Hillsborough County Attorney Michael Conlon sent a single email and did not respond to follow-up questions. He did provide me the case file, although he withheld several portions.

“This specific case is under review and therefore I won’t comment about it at this time,” Conlon wrote.

He said he welcomes the opportunity to meet with “appropriate parties” to discuss the status of any case. He expects that his office will meet with victims about cases and plea bargains in compliance with the Victim Bill of Rights.

He said his victim witness office is vital to the management of many cases.

Cross’ girlfriend initially spoke to me but then said she did not want her name used. She denied that Cross hit her.

Police reports from the Schelzel attack said she had a small laceration on her right cheek and an extremely red face. The hospital told police she suffered a mild concussion.

Schelzel said the beating meant that she never properly healed from the surgery. She still needs to wear a brace, and some days she can’t feel her arms. She has applied for disability.

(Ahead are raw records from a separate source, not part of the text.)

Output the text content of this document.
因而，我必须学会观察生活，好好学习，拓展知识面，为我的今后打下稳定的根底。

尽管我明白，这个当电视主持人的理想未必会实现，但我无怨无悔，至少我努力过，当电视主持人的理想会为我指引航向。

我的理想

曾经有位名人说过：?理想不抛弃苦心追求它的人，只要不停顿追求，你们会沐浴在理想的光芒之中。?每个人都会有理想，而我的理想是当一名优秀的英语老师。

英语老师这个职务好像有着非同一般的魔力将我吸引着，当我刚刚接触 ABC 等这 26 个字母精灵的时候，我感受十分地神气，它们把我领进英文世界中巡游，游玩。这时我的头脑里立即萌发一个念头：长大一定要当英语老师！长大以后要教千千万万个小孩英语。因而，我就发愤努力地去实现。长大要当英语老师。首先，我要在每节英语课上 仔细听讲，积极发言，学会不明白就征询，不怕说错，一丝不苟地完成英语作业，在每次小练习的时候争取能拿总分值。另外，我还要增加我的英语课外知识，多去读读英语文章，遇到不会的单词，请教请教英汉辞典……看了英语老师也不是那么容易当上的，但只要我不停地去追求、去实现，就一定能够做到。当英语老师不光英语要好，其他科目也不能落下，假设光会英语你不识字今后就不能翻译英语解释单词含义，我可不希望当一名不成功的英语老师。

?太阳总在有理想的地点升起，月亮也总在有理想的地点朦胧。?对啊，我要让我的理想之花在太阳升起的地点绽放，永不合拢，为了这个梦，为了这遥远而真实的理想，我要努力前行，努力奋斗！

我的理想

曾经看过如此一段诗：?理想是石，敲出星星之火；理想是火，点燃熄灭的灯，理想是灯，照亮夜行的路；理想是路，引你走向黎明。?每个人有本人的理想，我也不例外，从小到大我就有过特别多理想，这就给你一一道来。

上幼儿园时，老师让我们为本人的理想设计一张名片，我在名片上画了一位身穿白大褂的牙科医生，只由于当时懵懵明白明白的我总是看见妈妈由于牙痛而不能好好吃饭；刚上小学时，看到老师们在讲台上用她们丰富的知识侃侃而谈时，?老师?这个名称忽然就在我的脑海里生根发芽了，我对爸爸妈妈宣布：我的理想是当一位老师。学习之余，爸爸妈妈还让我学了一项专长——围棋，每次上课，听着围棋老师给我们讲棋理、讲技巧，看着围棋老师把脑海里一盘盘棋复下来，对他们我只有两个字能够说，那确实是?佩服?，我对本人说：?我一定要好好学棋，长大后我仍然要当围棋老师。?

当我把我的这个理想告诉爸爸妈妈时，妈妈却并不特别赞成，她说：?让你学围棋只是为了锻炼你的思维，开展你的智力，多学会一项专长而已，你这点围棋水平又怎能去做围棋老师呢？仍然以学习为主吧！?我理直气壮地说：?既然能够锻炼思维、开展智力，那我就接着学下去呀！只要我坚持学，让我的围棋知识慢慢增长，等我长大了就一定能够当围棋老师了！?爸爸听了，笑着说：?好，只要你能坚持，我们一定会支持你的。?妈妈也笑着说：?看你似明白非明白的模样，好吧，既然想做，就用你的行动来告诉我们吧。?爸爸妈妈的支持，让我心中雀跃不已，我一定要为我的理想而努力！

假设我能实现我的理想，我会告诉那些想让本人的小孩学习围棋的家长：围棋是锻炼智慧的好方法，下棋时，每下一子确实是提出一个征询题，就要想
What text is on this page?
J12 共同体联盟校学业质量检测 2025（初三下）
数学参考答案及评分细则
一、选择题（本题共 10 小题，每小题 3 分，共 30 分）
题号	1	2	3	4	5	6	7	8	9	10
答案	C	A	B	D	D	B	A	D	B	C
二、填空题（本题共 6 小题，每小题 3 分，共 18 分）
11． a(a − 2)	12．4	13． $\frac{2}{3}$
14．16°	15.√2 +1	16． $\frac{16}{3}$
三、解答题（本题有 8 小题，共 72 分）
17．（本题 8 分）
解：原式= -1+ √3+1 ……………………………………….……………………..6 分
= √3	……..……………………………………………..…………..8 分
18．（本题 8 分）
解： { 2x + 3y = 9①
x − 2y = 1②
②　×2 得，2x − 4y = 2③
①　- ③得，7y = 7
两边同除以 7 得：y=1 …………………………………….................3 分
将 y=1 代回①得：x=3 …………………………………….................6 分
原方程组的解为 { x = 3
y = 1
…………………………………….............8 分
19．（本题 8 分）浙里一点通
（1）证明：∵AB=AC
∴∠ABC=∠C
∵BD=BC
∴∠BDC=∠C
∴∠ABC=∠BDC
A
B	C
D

Schelzel has a career that includes being a program director at the YWCA, the nonprofit that assists victims of domestic and sexual abuse in the Greater Manchester area. A graduate of Southern New Hampshire University and a recipient of the Union Leader’s 40 Under Forty in 2010, she founded the YWCA’s family visitation center, where abusers used to meet their children under supervision.

She was working on Aug. 12, 2013, when Muni Savyon entered the center and shot and killed his 9-year-old son, Joshua, and himself.

Schelzel said she resigned shortly afterward; she had nothing to give. “I was a puddle,” she said.

Schelzel had known Cross from middle school, and they became involved after he contacted her via social media and asked about how to talk to his daughter about his checkered past.

He wanted to be a good dad, he told her. He showed a vulnerable side that Schelzel found attractive.

“Is it embarrasing? Yes, but am I ashamed? No,” Schelzel said. “If I can’t sit here and talk about what happened to me, who can? It’s almost an obligation. This is why women are killed.”